Neworth is a rare breed of liberal, someone who is willing to listen or read someone else’s opinions, even if he thinks they are outrageous or unbelievable. (Not that there’s anything wrong with that!) When he opened his recent column with a reference to Seinfeld, I could not help but share with him my favorite episode: “The Old Man”. In this episode, Jerry wants to play “good Samaritan” to an old grump named Sid Fields, who does nothing but curse and berate the comedian, only at the end to ask him: “Would you change my diaper?” followed by uproarious laughter. The old man has been playing Seinfeld for a fool the whole time.
I was thrilled and relieved when Neworth wrote back to me: “Hilarious! I have never seen this episode before!” Instead of bickering and arguing, we were laughing. ­­­­­A liberal and a conservative found some common ground. When I pitched to him the idea that perhaps Seinfeld can ease the gridlock in Washington -- what Seinfeld creator Larry David might call “Curb your Partisan Enthusiasm” of our current leaders -- Neworth was not so sure. Then again, the show about “Nothing” could be the perfect cure for a Congress which has done nothing for the last two years, and make us laugh in the process.
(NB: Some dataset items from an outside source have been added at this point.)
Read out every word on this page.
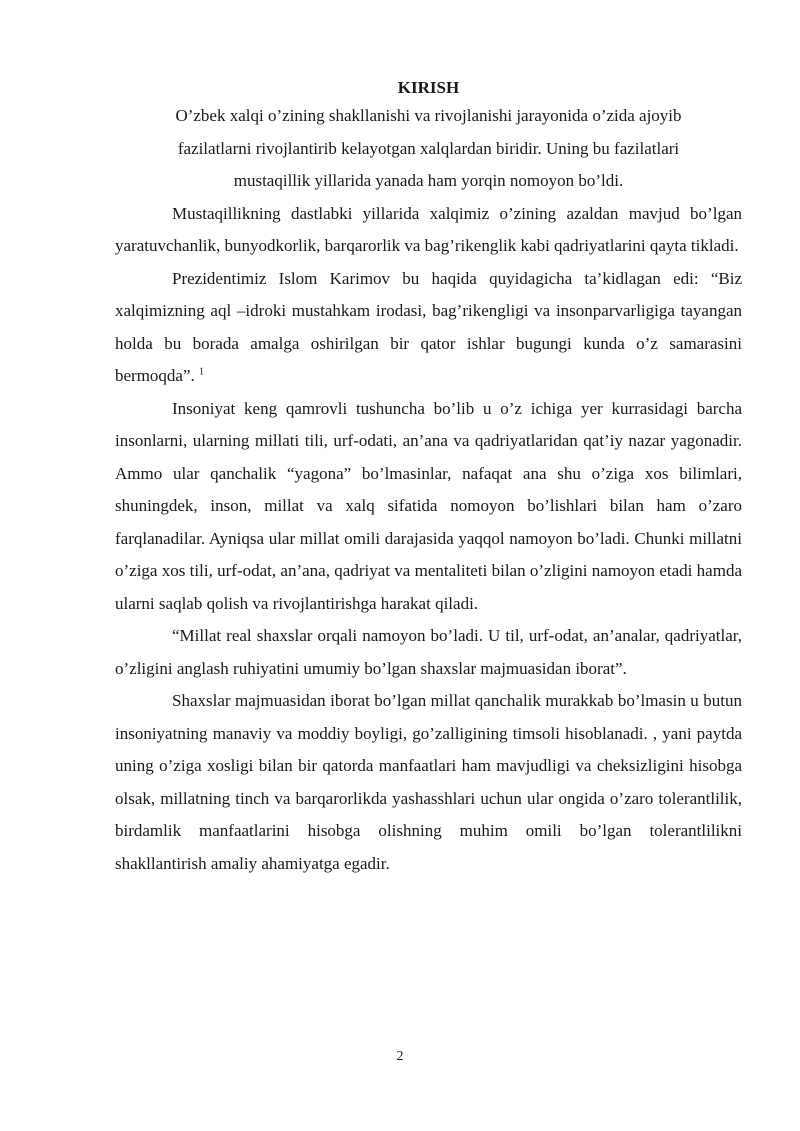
KIRISH

O’zbek xalqi o’zining shakllanishi va rivojlanishi jarayonida o’zida ajoyib
fazilatlarni rivojlantirib kelayotgan xalqlardan biridir. Uning bu fazilatlari
mustaqillik yillarida yanada ham yorqin nomoyon bo’ldi.

Mustaqillikning dastlabki yillarida xalqimiz o’zining azaldan mavjud bo’lgan yaratuvchanlik, bunyodkorlik, barqarorlik va bag’rikenglik kabi qadriyatlarini qayta tikladi.

Prezidentimiz Islom Karimov bu haqida quyidagicha ta’kidlagan edi: “Biz xalqimizning aql –idroki mustahkam irodasi, bag’rikengligi va insonparvarligiga tayangan holda bu borada amalga oshirilgan bir qator ishlar bugungi kunda o’z samarasini bermoqda”. $^1$

Insoniyat keng qamrovli tushuncha bo’lib u o’z ichiga yer kurrasidagi barcha insonlarni, ularning millati tili, urf-odati, an’ana va qadriyatlaridan qat’iy nazar yagonadir. Ammo ular qanchalik “yagona” bo’lmasinlar, nafaqat ana shu o’ziga xos bilimlari, shuningdek, inson, millat va xalq sifatida nomoyon bo’lishlari bilan ham o’zaro farqlanadilar. Ayniqsa ular millat omili darajasida yaqqol namoyon bo’ladi. Chunki millatni o’ziga xos tili, urf-odat, an’ana, qadriyat va mentaliteti bilan o’zligini namoyon etadi hamda ularni saqlab qolish va rivojlantirishga harakat qiladi.

“Millat real shaxslar orqali namoyon bo’ladi. U til, urf-odat, an’analar, qadriyatlar, o’zligini anglash ruhiyatini umumiy bo’lgan shaxslar majmuasidan iborat”.

Shaxslar majmuasidan iborat bo’lgan millat qanchalik murakkab bo’lmasin u butun insoniyatning manaviy va moddiy boyligi, go’zalligining timsoli hisoblanadi. , yani paytda uning o’ziga xosligi bilan bir qatorda manfaatlari ham mavjudligi va cheksizligini hisobga olsak, millatning tinch va barqarorlikda yashasshlari uchun ular ongida o’zaro tolerantlilik, birdamlik manfaatlarini hisobga olishning muhim omili bo’lgan tolerantlilikni shakllantirish amaliy ahamiyatga egadir.

2
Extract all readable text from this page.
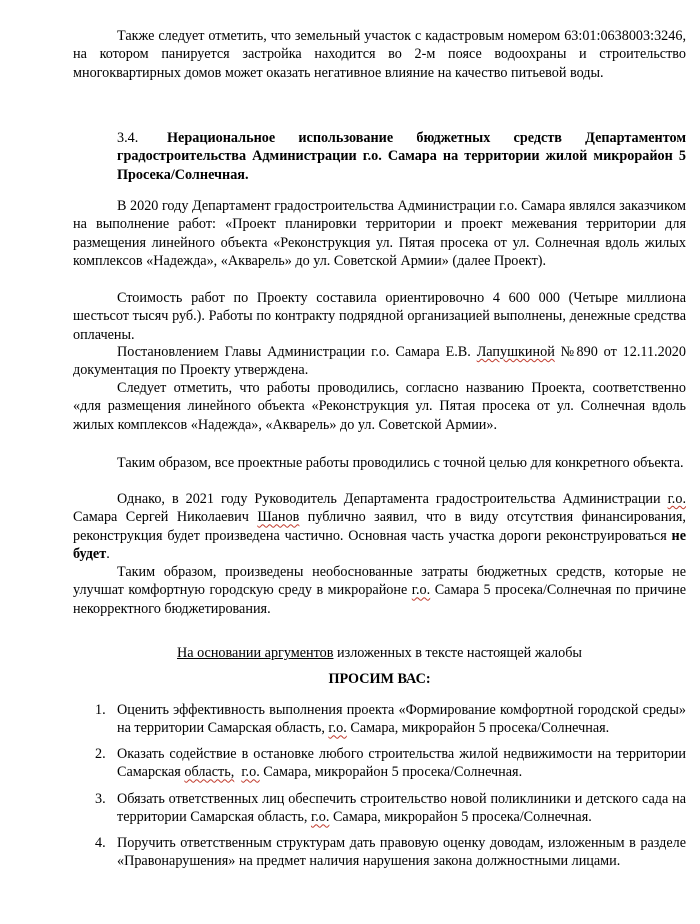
Также следует отметить, что земельный участок с кадастровым номером 63:01:0638003:3246, на котором панируется застройка находится во 2-м поясе водоохраны и строительство многоквартирных домов может оказать негативное влияние на качество питьевой воды.

3.4.	Нерациональное использование бюджетных средств Департаментом градостроительства Администрации г.о. Самара на территории жилой микрорайон 5 Просека/Солнечная.

В 2020 году Департамент градостроительства Администрации г.о. Самара являлся заказчиком на выполнение работ: «Проект планировки территории и проект межевания территории для размещения линейного объекта «Реконструкция ул. Пятая просека от ул. Солнечная вдоль жилых комплексов «Надежда», «Акварель» до ул. Советской Армии» (далее Проект).

Стоимость работ по Проекту составила ориентировочно 4 600 000 (Четыре миллиона шестьсот тысяч руб.). Работы по контракту подрядной организацией выполнены, денежные средства оплачены.

Постановлением Главы Администрации г.о. Самара Е.В. Лапушкиной №890 от 12.11.2020 документация по Проекту утверждена.

Следует отметить, что работы проводились, согласно названию Проекта, соответственно «для размещения линейного объекта «Реконструкция ул. Пятая просека от ул. Солнечная вдоль жилых комплексов «Надежда», «Акварель» до ул. Советской Армии».

Таким образом, все проектные работы проводились с точной целью для конкретного объекта.

Однако, в 2021 году Руководитель Департамента градостроительства Администрации г.о. Самара Сергей Николаевич Шанов публично заявил, что в виду отсутствия финансирования, реконструкция будет произведена частично. Основная часть участка дороги реконструироваться не будет.

Таким образом, произведены необоснованные затраты бюджетных средств, которые не улучшат комфортную городскую среду в микрорайоне г.о. Самара 5 просека/Солнечная по причине некорректного бюджетирования.

На основании аргументов изложенных в тексте настоящей жалобы
ПРОСИМ ВАС:
1. Оценить эффективность выполнения проекта «Формирование комфортной городской среды» на территории Самарская область, г.о. Самара, микрорайон 5 просека/Солнечная.
2. Оказать содействие в остановке любого строительства жилой недвижимости на территории Самарская область, г.о. Самара, микрорайон 5 просека/Солнечная.
3. Обязать ответственных лиц обеспечить строительство новой поликлиники и детского сада на территории Самарская область, г.о. Самара, микрорайон 5 просека/Солнечная.
4. Поручить ответственным структурам дать правовую оценку доводам, изложенным в разделе «Правонарушения» на предмет наличия нарушения закона должностными лицами.
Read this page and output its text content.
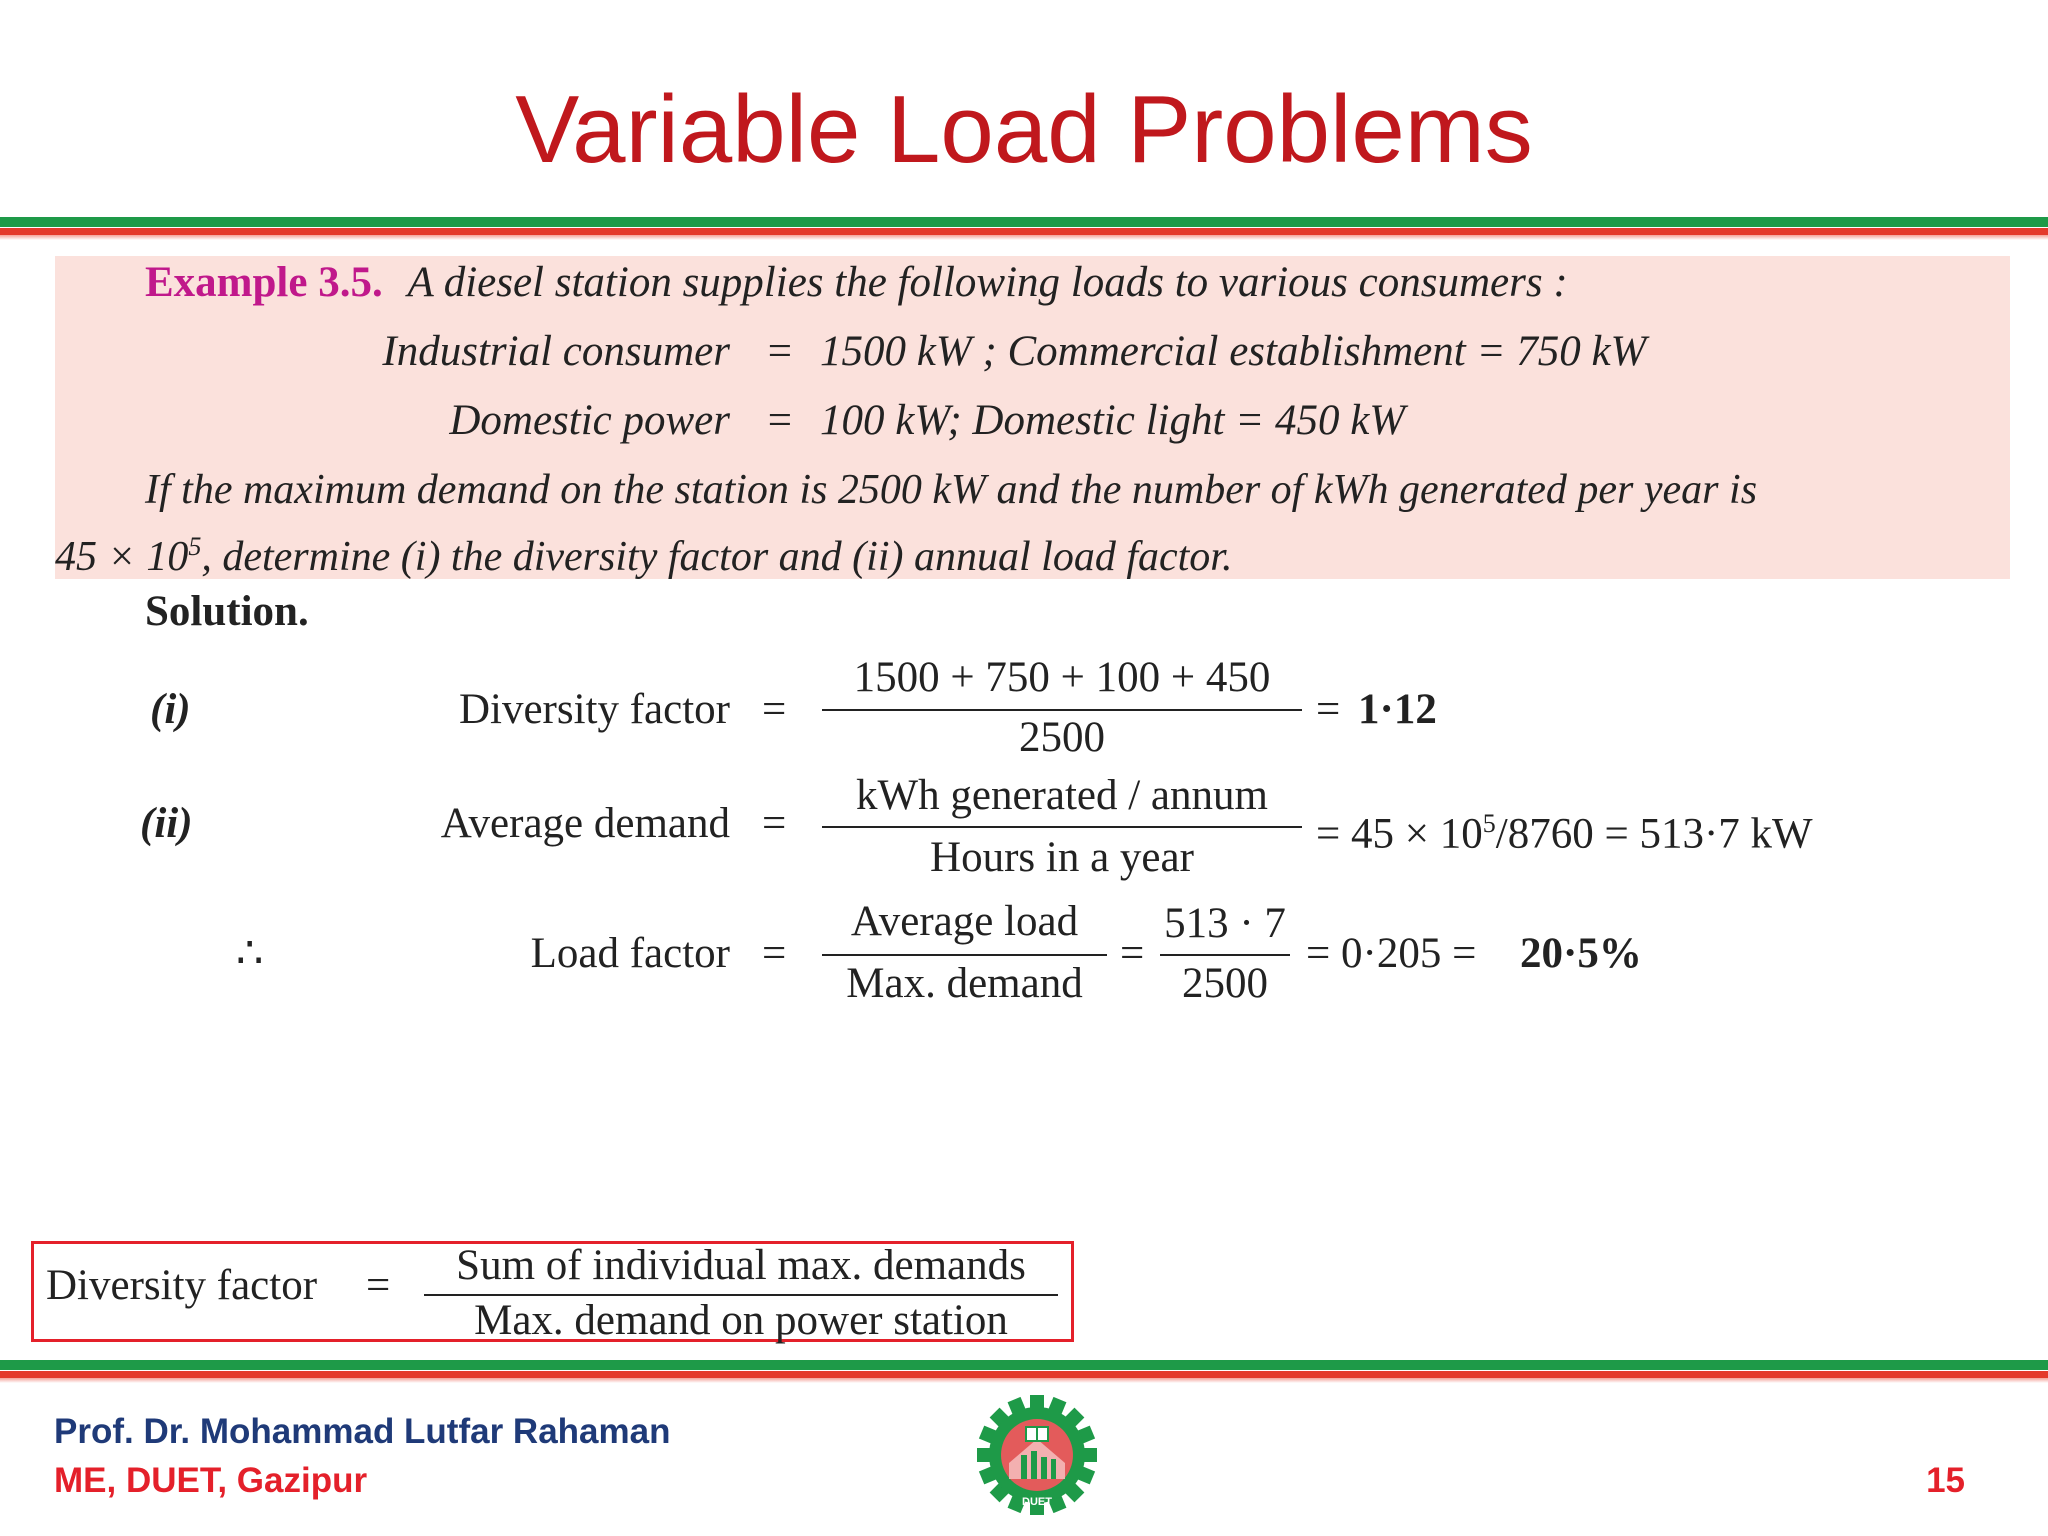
Variable Load Problems
Example 3.5. A diesel station supplies the following loads to various consumers :
Industrial consumer = 1500 kW ; Commercial establishment = 750 kW
Domestic power = 100 kW; Domestic light = 450 kW
If the maximum demand on the station is 2500 kW and the number of kWh generated per year is
$45 \times 10^5$, determine (i) the diversity factor and (ii) annual load factor.
Solution.
(i)	Diversity factor =
1500 + 750 + 100 + 450
2500
= 1·12
(ii)	Average demand =
kWh generated / annum
Hours in a year
= $45 \times 10^5/8760 = 513\cdot 7$ kW
∴	Load factor =
Average load
Max. demand
=
513 · 7
2500
= 0·205 = 20·5%
Diversity factor =	Sum of individual max. demands
Max. demand on power station
Prof. Dr. Mohammad Lutfar Rahaman
ME, DUET, Gazipur
DUET
15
Perhaps we should send Kosmo Kramer to Congress, where he can stand on the floor of the House of Representatives and shout “Serenity Now!”Let’s just hope that he doesn’t wander into a room of computers, or a caucus of Republicans, for that matter. Maybe we could call in George Costanzo’s boss to the US Senate, New York Yankees owner George Steinbrenner, where he can “blooooooooooow them away” with his own self-involved, self-absorbed filibusters about chicken hot-dogs and why his wife forgot to pack him salami for lunch. I am certain that both sides of the aisle will move for cloture very quickly. One grating monologue, and filibuster reform would be on its way.

Currently, all we see in the news is a lot of Beltway bitterness and backbiting. Every time one politician tries to make peace, the other sides growls: “You can stuff your “sorrys” in a sack, mister!” And we all know what that means! Henry Waxman wasn’t my “pick” for Congress, but that does not make me an animal, does it? Maybe if I had sent him a second “Thank you”,he would not be so mad at me. Or perhaps he thinks that I am one of “The Devils! The Devils!” Perhaps if he and his spend-thrift colleagues went into a coma, --- like Elaine’s visiting Colombian priest after he wasscared by a devilishly painted Puddy after a hockey game -- then politicians would spend less time fighting and more time leaving us alone. 

Of course, I am not the first one to suggest that Washington politicians, especially the Republicans, need to have more fun. In a recent op-ed, former Reagan speech writer Peggy Noonan told her conservative colleagues : “It’s Pirate time.” Up until recently, the GOP Establishment has been whining:“But I don’t wanna be a pirate!”, just like Jerry Seinfeld, when Kramer’s low-talking girlfriend showcased her “puffy shirt” for him to wear on a morning talk show for all to see. (By the way, the GOP has a “stuffy shirt” problem: old white men with money, but what about a "Festivus for the rest of us"?)
 
Republicans want to cut spending. Why not call it “shrinkage”?Democrats want to grow government. Why not call them the “Bubble Boy Party"? Besides, everyone wants to make sure that someone is there to change grandpa’s diaper before he dies. Voters want the government to be there to care for “Nanna” and your“Uncle Leo”, too. (Jerry, Hello!)
 
If you think about it long enough, it starts to make sense. “We the People” are the “master of our domains”, and just because a Democrat or a Republican wins a local contest to represent us in Congress, that does not mean that they can put their hands anywhere they want to. They need to make the whole muffin of legislating work before they can start cutting the tops off of government waste, if you know what I mean.